Limited preclinical data suggest that KRAS mutational status of the tumor represents a plausible clinical link to systemic hypercoagulability in cancer patients [12, 13]. Conflicting results, however, have been reported for KRAS mutations in previous clinical studies. In our study, KRAS mutations were not independently associated with the risk of VTE in NSCLC patients. This finding was in agreement with some studies [26, 27]. However, the finding of our study was in disagreement with a published report on metastatic colorectal cancer [29]. This difference was likely because our study population consisted of NSCLC patients who had different biological characteristics. The risk of KRAS status may be weakened due to lower incidences of KRAS mutations in NSCLC than in metastatic colorectal cancer. Corrales-Rodriguez [28]found a correlation between KRAS mutation and increased risk of VTE among patients with NSCLC in a retrospective case-control study. The possible explanations of different findings were that our study had prospective design and investigated a Chinese population with lower KRAS mutations.

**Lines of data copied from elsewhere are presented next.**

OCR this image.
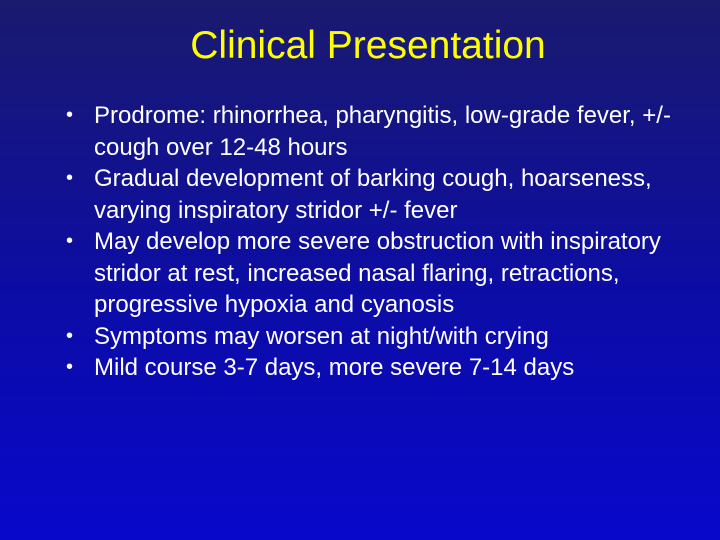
Clinical Presentation
• Prodrome: rhinorrhea, pharyngitis, low-grade fever, +/- cough over 12-48 hours
• Gradual development of barking cough, hoarseness, varying inspiratory stridor +/- fever
• May develop more severe obstruction with inspiratory stridor at rest, increased nasal flaring, retractions, progressive hypoxia and cyanosis
• Symptoms may worsen at night/with crying
• Mild course 3-7 days, more severe 7-14 days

Other factors and risk of VTE

The Fine-Gray regression analyses showed two additional factors related to the occurrence of VTE. The first factor is histological type. In our study, patients with adenocarcinoma had a 2.40-fold higher risk of VTE than patients with non-adenocarcinoma (95% CI of 1.11–5.19), which is in agreement with previous studies [30, 31]. Similar results were observed in studies of PE in patients with lung cancer [2, 32]. The second factor is performance status. A previous study showed that poor performance status was correlated with increased risk of thrombosis [33]. Similarly, our study revealed a 1.91-fold higher risk of VTE in patients with poor performance status compared to those with better performance status (95% CI of 1.18–3.09), which is in agreement with the previous study. We found no association between age, sex or tumor stage with the occurrence of VTE.

Limitations

Our study has several limitations. Although we included a large number of NSCLC patients in this prospective cohort study, the number of patients with KRAS mutations is still relatively low. Moreover, we followed our patients carefully at regular intervals and concentrated on the most clinically relevant symptomatic VTE events in our study, but we did not screen for VTE, which possibly missed asymptomatic VTE. Finally, only common KRAS (codons 12 and 13) mutations were detected, while rare KRAS mutations might be missed.

Conclusions

The presence of EGFR mutations was associated with decreased risk of VTE, and the analysis of EGFR status might be helpful for identifying VTE risk for NSCLC. Because the number of patients with KRAS mutations is relatively low, the link between KRAS mutations and VTE needs to be elucidated in further large-scale prospective studies.